Grandad*. Why the nasty little dig? Totally unnecessary pathetic comment. What makes you think you can just say that ? Your advice sounded really helpful but that snide comment was hardly helpful.

Chestnut Thu 27-Feb-20 14:17:29

I think Grandad1943 has given some great advice. If you can't or won't throw him out then you need to get rid of the camcorder and adjust the computer or phone settings to prevent him doing these things online.
It's your house and you can control internet access.

Urmstongran Thu 27-Feb-20 14:21:00

He earned good money and you liked the lifestyle.
You put up with his degrading behaviour.
You sold your soul over the years it seems.

aggie Thu 27-Feb-20 14:25:53

Sadly I have to apologise for my last remark . That fact that he has Parkinson’s explains a lot of his behaviour , the Doctor needs to review his medication , but it is mostly down to his disease and can be made worse by some medications
Look after yourself and get help from the Doctors and the Parkinson’s Nurse

aggie Thu 27-Feb-20 14:27:35

Urmstongran would that life was so black and white !

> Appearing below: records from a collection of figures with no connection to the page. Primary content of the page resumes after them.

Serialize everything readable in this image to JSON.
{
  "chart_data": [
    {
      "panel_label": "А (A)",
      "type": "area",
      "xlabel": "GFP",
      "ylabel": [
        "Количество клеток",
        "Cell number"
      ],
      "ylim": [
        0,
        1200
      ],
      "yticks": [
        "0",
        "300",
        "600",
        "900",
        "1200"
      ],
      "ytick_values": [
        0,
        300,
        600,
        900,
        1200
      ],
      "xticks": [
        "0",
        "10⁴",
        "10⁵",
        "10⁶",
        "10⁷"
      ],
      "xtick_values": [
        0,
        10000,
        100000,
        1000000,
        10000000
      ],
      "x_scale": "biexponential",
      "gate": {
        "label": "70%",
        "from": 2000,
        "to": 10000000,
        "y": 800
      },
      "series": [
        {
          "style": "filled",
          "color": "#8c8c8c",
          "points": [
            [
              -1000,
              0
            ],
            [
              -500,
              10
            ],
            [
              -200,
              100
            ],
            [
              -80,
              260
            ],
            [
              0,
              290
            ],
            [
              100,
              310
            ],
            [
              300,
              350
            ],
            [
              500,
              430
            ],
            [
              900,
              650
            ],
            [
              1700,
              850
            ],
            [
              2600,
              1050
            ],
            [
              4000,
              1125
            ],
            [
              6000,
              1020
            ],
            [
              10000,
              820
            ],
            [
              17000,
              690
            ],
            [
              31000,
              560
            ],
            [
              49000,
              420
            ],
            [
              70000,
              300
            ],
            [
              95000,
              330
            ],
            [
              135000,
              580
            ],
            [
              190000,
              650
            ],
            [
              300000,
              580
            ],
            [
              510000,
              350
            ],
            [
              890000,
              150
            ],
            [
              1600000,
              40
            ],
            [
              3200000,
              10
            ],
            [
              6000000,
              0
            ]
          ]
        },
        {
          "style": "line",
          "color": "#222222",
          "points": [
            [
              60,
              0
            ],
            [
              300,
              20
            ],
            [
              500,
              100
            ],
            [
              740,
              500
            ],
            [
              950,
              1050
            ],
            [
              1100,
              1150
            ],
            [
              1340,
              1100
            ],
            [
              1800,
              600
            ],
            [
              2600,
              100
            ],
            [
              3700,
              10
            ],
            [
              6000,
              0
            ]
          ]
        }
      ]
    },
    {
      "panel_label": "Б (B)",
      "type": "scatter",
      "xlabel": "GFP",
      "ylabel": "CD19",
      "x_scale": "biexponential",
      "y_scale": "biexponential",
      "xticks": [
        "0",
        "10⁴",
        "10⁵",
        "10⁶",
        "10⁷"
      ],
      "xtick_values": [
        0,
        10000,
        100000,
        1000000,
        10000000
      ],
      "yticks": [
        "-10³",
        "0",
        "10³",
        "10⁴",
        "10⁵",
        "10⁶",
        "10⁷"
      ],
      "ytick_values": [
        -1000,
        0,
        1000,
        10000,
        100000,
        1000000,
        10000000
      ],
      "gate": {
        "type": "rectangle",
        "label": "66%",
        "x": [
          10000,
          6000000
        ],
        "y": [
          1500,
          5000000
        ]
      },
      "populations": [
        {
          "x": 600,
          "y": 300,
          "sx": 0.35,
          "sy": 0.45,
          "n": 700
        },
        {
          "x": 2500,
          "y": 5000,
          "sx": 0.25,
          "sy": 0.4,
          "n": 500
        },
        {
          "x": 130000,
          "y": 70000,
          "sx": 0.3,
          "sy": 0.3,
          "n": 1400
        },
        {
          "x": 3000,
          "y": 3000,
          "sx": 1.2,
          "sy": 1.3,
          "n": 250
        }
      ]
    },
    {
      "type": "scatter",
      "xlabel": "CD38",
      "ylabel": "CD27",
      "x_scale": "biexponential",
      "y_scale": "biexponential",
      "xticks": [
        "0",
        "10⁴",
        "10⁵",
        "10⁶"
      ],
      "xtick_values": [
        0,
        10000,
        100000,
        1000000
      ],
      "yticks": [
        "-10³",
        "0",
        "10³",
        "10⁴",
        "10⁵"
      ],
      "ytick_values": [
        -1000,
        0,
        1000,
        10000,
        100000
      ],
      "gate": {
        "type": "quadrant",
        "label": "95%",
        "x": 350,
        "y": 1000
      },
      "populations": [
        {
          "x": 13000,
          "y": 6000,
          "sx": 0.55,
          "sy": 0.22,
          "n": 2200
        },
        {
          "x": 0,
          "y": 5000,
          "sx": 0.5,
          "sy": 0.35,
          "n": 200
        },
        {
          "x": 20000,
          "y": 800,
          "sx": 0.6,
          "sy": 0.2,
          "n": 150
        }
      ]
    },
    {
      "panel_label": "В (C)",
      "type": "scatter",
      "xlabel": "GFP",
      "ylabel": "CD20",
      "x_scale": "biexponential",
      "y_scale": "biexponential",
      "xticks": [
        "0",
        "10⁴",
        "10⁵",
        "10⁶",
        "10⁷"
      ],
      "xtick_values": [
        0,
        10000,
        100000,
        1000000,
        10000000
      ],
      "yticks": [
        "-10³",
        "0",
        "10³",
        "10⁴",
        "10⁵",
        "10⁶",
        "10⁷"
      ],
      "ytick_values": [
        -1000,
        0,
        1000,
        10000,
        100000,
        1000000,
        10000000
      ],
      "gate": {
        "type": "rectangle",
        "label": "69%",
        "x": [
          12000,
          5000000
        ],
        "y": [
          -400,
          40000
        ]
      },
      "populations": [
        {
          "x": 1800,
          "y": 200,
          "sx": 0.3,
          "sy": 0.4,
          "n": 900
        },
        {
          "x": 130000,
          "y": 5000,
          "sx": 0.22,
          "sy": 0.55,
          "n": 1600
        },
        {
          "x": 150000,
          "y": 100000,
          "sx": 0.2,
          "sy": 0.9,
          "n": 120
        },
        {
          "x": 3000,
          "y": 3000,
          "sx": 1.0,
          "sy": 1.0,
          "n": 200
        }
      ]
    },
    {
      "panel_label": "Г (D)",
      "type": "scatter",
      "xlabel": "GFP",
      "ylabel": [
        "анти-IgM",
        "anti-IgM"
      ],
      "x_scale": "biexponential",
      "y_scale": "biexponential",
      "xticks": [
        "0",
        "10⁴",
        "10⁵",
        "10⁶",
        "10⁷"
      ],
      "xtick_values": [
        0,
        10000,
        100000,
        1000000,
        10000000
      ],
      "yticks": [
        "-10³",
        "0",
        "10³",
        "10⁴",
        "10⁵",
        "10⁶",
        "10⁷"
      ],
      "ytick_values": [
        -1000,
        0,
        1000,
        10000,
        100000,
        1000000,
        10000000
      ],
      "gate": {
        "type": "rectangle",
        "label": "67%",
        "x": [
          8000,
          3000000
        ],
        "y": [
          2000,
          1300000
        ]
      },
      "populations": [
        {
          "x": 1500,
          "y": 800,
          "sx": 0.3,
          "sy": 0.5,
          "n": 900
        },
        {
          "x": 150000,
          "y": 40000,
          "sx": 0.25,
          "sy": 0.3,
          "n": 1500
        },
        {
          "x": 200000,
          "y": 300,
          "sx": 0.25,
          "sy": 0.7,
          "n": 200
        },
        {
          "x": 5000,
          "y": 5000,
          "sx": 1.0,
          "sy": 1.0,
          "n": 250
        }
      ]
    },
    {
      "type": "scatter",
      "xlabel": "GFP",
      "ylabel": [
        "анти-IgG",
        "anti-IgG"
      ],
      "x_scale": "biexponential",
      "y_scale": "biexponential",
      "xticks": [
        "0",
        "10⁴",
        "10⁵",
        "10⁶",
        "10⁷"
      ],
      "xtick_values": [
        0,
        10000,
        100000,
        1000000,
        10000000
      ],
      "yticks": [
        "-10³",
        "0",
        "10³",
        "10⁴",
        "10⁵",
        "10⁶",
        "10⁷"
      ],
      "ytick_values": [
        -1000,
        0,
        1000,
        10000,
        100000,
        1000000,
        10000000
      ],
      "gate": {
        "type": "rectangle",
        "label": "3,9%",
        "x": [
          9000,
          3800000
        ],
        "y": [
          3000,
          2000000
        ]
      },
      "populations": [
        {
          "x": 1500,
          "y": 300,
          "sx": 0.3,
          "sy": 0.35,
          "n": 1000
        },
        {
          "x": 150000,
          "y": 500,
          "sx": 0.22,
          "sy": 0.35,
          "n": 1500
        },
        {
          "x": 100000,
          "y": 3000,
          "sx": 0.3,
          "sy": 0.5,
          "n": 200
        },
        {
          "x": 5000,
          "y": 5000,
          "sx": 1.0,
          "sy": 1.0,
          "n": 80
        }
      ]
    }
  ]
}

Greymar Thu 27-Feb-20 14:27:57

Sorry, am I missing something, where does it mention money?

OP, if you are genuine ( I hope so) please seek some help with this problem. Get some support.

endlessstrife Thu 27-Feb-20 14:30:00

That does explain a lot, if he has Parkinson’s. I agree you should get medical advice.

Grandmafrench Thu 27-Feb-20 14:30:14

You say you "can't get angry" because you "don't care". That should make it easier for you now. Grandad1943's similar experience with his brother (and his sound advice) is possibly the best way to proceed. Control the internet access, get rid of the camcorder, speak to the GP about a possible new assessment with regard to his meds - and maybe Parkinsons/Dementia. Then, if you aren't happy with what you hear and what the future will hold, contact Adult Social Care for advice about a possible Care Home placement. Things don't always move very fast, but at least you will be doing something about YOUR future in YOUR home and the impact on YOUR family.